Es kann offenbleiben., ob ein Finanzgericht als Instanzgericht überhaupt zur Vorlage an den Europäischen Gerichtshof gemäß Art. 177 Abs. 3 EWGV verpflichtet ist, denn die Voraussetzungen einer Verletzung von Art. 101 Abs. 1 Satz 2 GG liegen im vorliegenden Verfahren offensichtlich nicht vor. Der Beschwerdeführer hat mit seiner Verfassungsbeschwerde lediglich geltend gemacht, daß sein Vortrag geeignet gewesen sei, „gemeinschaftsrechtliche Gültigkeits- und Anwendungszweifel zu wecken”. Auch im übrigen ergibt sich aus dem Vortrag des Beschwerdeführers nichts dafür, daß die von ihm vertretene Auffassung derjenigen des Hessischen Finanzgerichts deutlich vorzuziehen wäre. Ein Verstoß gegen Art. 101 Abs. 1 Satz 2 GG scheidet auch im Hinblick auf die Entscheidung des Bundesfinanzhofs aus. Dieser hat die Entscheidung über die Nichtzulassungsbeschwerde damit begründet, daß kein Verstoß gegen Verfahrensrecht vorliege. In diesem Zusammenhang stellte sich keine entscheidungserhebliche gemeinschaftsrechtliche Frage, die Anlaß zu einer Vorlage an den Europäischen Gerichtshof hätte sein können.

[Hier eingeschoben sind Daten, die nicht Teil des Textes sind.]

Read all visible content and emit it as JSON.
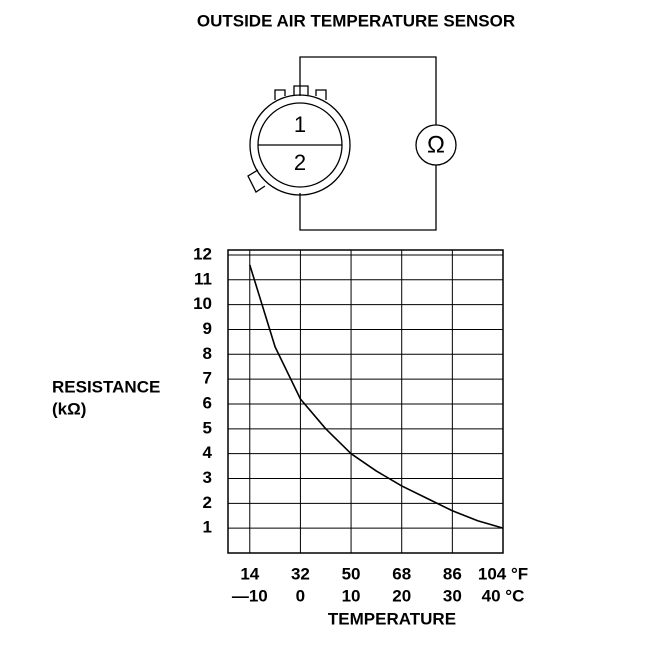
{
  "title": "OUTSIDE AIR TEMPERATURE SENSOR",
  "diagram": {
    "pins": [
      "1",
      "2"
    ],
    "meter": "Ω"
  },
  "chart_data": {
    "type": "line",
    "y_label": "RESISTANCE",
    "y_unit": "(kΩ)",
    "x_label": "TEMPERATURE",
    "x": [
      -10,
      -5,
      0,
      5,
      10,
      15,
      20,
      25,
      30,
      35,
      40
    ],
    "series": [
      {
        "color": "#000000",
        "values": [
          11.6,
          8.3,
          6.2,
          5.0,
          4.0,
          3.3,
          2.7,
          2.2,
          1.7,
          1.3,
          1.0
        ]
      }
    ],
    "xlim": [
      -14.3,
      40
    ],
    "ylim": [
      0,
      12.2
    ],
    "xticks": [
      {
        "value": -10,
        "label": "—10"
      },
      0,
      10,
      20,
      30,
      {
        "value": 40,
        "label": "40 °C"
      }
    ],
    "x2lim": [
      6.26,
      104
    ],
    "x2ticks": [
      14,
      32,
      50,
      68,
      86,
      {
        "value": 104,
        "label": "104 °F"
      }
    ],
    "yticks": [
      1,
      2,
      3,
      4,
      5,
      6,
      7,
      8,
      9,
      10,
      11,
      12
    ],
    "grid": true
  }
}
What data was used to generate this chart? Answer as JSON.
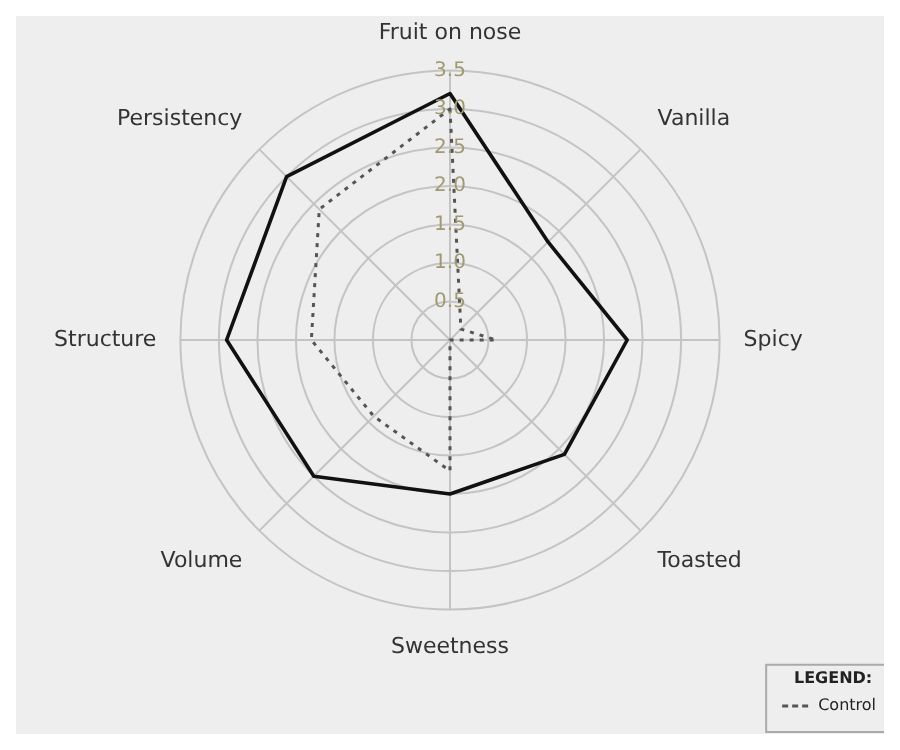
{
  "chart_data": {
    "type": "radar",
    "categories": [
      "Fruit on nose",
      "Vanilla",
      "Spicy",
      "Toasted",
      "Sweetness",
      "Volume",
      "Structure",
      "Persistency"
    ],
    "series": [
      {
        "name": "Control",
        "color": "#555555",
        "line_style": "dotted",
        "values": [
          3.0,
          0.2,
          0.6,
          0,
          1.7,
          1.4,
          1.8,
          2.4
        ]
      },
      {
        "color": "#111111",
        "line_style": "solid",
        "values": [
          3.2,
          1.8,
          2.3,
          2.1,
          2.0,
          2.5,
          2.9,
          3.0
        ]
      }
    ],
    "ylim": [
      0,
      3.5
    ],
    "yticks": [
      0.5,
      {
        "value": 1,
        "label": "1.0"
      },
      1.5,
      {
        "value": 2,
        "label": "2.0"
      },
      2.5,
      {
        "value": 3,
        "label": "3.0"
      },
      3.5
    ],
    "grid": true,
    "marker": "none",
    "legend": "bottom right",
    "legend_title": "LEGEND:"
  }
}
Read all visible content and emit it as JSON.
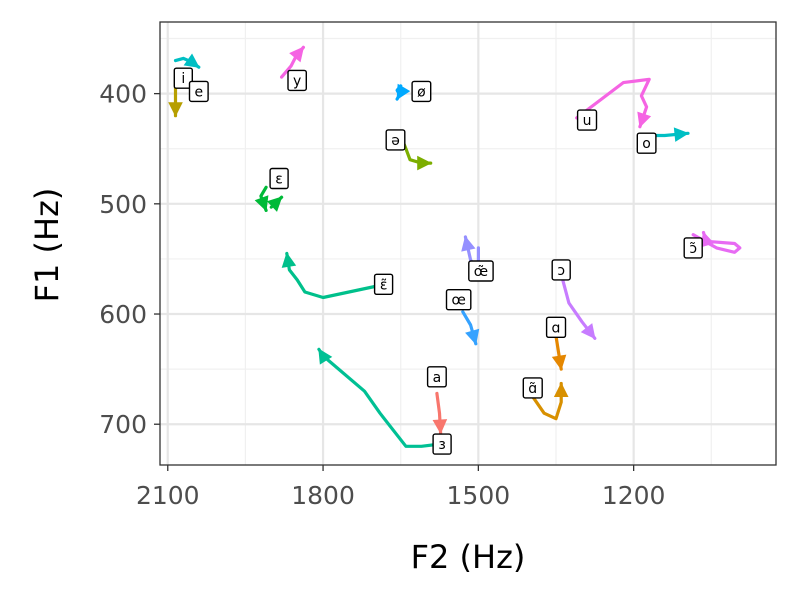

Auch im übrigen ist eine Verletzung von Grundrechten oder grundrechtsgleichen Rechten des Beschwerdeführers durch die angegriffenen Entscheidungen nicht ersichtlich. Insbesondere verstößt es nicht gegen Art. 103 Abs. 1 GG, daß der Bundesfinanzhof die Nichtzulassungsbeschwerde insoweit verworfen hat, als der Beschwerdeführer die grundsätzliche Bedeutung der Rechtssache nicht innerhalb der Monatsfrist des § 115 Abs. 3 Satz 1 FGO geltend gemacht hat. Soweit der Beschwerdeführer sich auf den Beschluß des Bundesfinanzhofs zu § 128 FGO vom 25. April 1968 (BStBl. II 1968, S. 608) beruft, ist entgegenzuhalten, daß der Bundesfinanzhof in dieser Entscheidung ausdrücklich darauf hinweist, daß die Beschwerde gegen die Nichtzulassung der Revision innerhalb der Frist des § 115 Abs. 3 Satz 1 FGO zu begründen ist.
Diese Entscheidung ist unanfechtbar.